On May 1, Wisconsin Attorney General Josh Kaul sent a letter to the state Department of Natural Resources (DNR) stating he has withdrawn an opinion from his predecessor interpreting 2011 Act 21’s effects on DNR permitting.
In 2016, former Attorney General Brad Schimel issued an opinion concluding that DNR lacks regulatory authority to require cumulative environmental impact analyses and/or monitoring wells as conditions to granting high capacity well permits under Wis. Stat. § 281.34. The Schimel opinion rests on 2011 WI Act 21, which prevents agencies from promulgating policies with the force of law without explicit legislative authority.
Per the Schimel opinion, DNR began issuing high capacity well permits without considering cumulative environmental impact. Environmental advocacy group Clean Wisconsin then challenged those permit approvals in court, arguing that a 2011 state Supreme Court decision, Lake Beulah Management District v. DNR, said DNR has the authority to preserve waters of the state under the constitutional and statutory public trust doctrines. The Clean Wisconsin case is now before the Wisconsin Supreme Court, which accepted the case last year.

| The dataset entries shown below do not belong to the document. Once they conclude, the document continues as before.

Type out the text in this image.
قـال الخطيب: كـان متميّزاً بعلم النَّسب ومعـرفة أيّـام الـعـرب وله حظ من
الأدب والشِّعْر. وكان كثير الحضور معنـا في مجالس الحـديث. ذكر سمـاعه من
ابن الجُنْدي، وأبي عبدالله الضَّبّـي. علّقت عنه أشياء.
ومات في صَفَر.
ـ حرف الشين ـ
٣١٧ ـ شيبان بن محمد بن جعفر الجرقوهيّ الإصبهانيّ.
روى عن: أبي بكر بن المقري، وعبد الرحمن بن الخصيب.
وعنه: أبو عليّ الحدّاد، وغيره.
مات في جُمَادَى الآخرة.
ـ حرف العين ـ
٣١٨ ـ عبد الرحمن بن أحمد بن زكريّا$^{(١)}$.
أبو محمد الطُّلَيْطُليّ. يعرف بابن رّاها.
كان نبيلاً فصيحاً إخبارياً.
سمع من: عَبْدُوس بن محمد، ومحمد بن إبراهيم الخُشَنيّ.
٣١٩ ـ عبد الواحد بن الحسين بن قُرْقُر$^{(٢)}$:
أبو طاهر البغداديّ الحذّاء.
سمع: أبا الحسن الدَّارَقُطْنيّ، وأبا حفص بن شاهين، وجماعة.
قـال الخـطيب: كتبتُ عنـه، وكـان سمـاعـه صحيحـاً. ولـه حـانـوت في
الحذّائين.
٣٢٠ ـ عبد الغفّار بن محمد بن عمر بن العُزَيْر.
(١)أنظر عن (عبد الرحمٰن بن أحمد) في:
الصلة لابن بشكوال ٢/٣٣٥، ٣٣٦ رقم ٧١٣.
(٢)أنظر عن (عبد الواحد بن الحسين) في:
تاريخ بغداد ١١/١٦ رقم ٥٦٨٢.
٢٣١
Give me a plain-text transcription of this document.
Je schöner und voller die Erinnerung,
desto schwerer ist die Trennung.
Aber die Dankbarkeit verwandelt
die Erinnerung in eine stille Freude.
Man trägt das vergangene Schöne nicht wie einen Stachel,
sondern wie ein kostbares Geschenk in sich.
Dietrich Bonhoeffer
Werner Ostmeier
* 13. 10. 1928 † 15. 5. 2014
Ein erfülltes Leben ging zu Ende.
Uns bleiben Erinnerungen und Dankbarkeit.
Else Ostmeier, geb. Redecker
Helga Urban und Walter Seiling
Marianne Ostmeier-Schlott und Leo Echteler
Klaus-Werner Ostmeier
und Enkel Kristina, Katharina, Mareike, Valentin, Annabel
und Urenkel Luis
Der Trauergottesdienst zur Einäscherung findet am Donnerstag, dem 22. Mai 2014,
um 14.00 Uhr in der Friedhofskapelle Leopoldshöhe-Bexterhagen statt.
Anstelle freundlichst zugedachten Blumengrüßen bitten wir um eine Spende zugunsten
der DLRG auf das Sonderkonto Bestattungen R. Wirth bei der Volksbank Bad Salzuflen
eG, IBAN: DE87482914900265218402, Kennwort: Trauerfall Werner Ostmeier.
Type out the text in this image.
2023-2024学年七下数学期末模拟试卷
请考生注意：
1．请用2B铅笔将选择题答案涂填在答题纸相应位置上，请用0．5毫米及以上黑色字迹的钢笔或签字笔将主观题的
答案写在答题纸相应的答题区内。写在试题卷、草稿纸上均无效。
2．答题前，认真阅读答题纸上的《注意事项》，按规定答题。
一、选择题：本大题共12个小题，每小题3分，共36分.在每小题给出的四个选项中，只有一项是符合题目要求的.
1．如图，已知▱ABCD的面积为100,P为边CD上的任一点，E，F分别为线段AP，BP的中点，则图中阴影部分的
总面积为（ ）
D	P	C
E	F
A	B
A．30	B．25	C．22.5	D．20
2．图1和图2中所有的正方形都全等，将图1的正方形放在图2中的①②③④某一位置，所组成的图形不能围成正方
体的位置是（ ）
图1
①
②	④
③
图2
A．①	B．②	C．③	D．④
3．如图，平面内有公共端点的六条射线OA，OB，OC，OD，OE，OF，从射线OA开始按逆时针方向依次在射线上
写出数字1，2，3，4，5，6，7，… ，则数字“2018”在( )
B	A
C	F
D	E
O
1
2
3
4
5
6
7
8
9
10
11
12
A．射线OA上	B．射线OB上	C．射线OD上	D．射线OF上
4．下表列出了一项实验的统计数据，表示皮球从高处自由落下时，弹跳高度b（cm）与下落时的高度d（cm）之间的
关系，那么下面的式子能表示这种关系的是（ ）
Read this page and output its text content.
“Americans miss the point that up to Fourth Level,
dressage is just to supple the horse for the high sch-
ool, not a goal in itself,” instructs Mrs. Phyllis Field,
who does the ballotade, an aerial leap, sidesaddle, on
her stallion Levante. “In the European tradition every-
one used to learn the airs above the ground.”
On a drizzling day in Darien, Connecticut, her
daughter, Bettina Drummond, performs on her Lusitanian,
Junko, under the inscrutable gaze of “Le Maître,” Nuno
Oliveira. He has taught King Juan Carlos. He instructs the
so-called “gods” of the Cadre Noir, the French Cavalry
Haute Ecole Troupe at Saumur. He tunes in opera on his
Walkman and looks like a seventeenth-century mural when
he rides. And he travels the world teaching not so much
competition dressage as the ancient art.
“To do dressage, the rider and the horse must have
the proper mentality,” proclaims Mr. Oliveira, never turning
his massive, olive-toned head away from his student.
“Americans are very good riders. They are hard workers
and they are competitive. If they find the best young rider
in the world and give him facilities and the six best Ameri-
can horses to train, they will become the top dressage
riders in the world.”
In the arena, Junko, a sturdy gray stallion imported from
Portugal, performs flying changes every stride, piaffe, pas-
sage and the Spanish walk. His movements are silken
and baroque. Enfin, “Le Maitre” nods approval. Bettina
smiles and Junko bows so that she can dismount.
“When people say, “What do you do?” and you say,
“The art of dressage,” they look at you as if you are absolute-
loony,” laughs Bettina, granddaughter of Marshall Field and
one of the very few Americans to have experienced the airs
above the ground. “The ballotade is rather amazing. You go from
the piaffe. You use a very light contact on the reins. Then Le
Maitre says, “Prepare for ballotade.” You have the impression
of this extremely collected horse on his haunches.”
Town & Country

In his letter to DNR Secretary Preston Cole this month, AG Kaul withdrew the Schimel opinion on which DNR was relying for the high capacity well permit approvals. The Kaul letter cites the circuit court decision in Clean Wisconsin – that court found the Schimel opinion was incorrect and contradictory to Lake Beulah.
However, it is unclear if the Schimel opinion is officially “incorrect,” as the circuit court decision has been appealed. The Supreme Court in Clean Wisconsin now has the opportunity to clarify whether Lake Beulah actually addressed the newly enacted 2011 Act 21. The Clean Wisconsin case is currently on hold at the Supreme Court.